Speaker
Description
Quantum chromodynamics (QCD) is the fundamental theory of the strong interaction. Its equation of state at finite temperatures has been computed from first principles using lattice QCD simulations with Monte Carlo methods. At finite baryon densities, however, the known fermion sign problem prevents the application of these methods. In order to obtain results in this regime, which is relevant for astrophysical applications involving neutron stars and gravitational wave phenomenology, it is necessary to develop alternative theoretical approaches. Therefore, we focus on a description based on effective models of QCD. One of the theory's fundamental properties is asymptotic freedom, where the coupling strength decreases with increasing energy scale.
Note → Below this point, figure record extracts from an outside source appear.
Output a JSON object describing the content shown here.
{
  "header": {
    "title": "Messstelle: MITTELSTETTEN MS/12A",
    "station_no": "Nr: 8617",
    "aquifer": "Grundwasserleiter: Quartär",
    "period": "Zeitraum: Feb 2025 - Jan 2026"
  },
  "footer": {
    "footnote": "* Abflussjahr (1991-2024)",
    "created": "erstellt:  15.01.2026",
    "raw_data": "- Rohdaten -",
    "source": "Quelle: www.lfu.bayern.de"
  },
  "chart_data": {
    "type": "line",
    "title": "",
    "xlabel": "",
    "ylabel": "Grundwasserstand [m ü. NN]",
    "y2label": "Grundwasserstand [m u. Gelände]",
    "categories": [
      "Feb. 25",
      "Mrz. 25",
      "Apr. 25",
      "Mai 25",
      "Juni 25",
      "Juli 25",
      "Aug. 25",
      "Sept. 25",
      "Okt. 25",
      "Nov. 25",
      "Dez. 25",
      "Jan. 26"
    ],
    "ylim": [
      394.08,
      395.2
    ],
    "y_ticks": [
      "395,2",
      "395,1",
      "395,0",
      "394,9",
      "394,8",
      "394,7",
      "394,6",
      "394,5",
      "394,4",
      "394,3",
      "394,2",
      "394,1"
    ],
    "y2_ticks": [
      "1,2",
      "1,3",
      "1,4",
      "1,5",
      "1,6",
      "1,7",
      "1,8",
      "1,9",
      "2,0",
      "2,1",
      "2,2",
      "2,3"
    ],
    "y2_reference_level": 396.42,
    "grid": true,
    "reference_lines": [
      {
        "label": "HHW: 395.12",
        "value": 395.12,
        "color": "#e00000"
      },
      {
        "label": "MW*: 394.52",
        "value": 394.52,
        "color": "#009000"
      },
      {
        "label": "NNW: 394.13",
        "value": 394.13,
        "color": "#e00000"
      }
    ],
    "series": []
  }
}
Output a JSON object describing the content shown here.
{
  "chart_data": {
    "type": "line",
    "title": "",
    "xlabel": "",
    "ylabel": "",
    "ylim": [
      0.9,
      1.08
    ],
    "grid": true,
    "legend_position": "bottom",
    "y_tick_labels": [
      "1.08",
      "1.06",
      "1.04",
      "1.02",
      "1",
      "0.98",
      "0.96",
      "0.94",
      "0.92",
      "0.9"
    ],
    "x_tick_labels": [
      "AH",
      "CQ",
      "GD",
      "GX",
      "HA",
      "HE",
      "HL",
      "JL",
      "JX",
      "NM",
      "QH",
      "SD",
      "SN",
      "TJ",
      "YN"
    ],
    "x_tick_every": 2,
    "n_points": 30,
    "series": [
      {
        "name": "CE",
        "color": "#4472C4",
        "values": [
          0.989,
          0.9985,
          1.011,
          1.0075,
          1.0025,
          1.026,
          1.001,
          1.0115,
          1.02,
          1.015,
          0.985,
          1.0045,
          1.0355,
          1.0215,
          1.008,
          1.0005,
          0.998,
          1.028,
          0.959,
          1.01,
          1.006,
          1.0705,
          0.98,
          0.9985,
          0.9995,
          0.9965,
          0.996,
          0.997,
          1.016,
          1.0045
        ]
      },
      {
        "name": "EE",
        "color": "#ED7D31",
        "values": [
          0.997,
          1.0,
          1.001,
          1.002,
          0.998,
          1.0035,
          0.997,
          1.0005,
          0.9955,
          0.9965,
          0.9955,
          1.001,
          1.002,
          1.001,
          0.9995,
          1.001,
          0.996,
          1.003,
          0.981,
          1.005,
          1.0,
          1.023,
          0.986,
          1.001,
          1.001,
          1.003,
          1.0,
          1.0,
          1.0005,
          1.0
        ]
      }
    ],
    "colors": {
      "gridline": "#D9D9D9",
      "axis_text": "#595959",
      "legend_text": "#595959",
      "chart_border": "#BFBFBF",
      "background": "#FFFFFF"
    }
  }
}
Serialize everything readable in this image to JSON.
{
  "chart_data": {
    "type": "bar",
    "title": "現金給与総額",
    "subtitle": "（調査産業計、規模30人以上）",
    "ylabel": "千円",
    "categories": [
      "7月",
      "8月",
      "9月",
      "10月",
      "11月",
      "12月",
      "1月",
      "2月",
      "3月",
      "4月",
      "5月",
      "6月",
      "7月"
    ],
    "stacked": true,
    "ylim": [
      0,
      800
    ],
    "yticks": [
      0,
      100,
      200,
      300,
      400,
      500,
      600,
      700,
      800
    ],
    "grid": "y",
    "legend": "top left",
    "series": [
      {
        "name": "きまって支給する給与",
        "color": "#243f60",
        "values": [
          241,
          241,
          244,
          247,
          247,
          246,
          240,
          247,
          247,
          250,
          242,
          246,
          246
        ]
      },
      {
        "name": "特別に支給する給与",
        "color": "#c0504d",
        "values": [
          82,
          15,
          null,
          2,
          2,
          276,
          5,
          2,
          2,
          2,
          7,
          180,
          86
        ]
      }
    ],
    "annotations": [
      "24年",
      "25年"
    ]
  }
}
Consequently, at sufficiently high energies QCD matter is expected to undergo a phase transition from a state of confined hadrons to the quark-gluon plasma, observed in heavy-ion collisions. As such, the deconfinement phase transition is a critical aspect of QCD, yet it is often absent in traditional treatments utilizing effective models such as the Nambu--Jona-Lasinio (NJL) model and linear sigma model with quarks (LSMq). These models, for instance, predict timelike quark mass poles and hadronic decays into quarks, unphysical features that contradict the confining nature of QCD. Therefore, in this work we set to explore the consequences of the introduction of an infrared regulator in proper-time regularization, eliminating unphysical quark production thresholds. In this way, we can investigate the deconfinement phase transition through the dynamics of this regulator. Our findings indicate that chiral symmetry restoration occurs as a smooth crossover, consistent with results from lattice QCD, and that the deconfinement phase transition is sharper and happens at higher temperatures.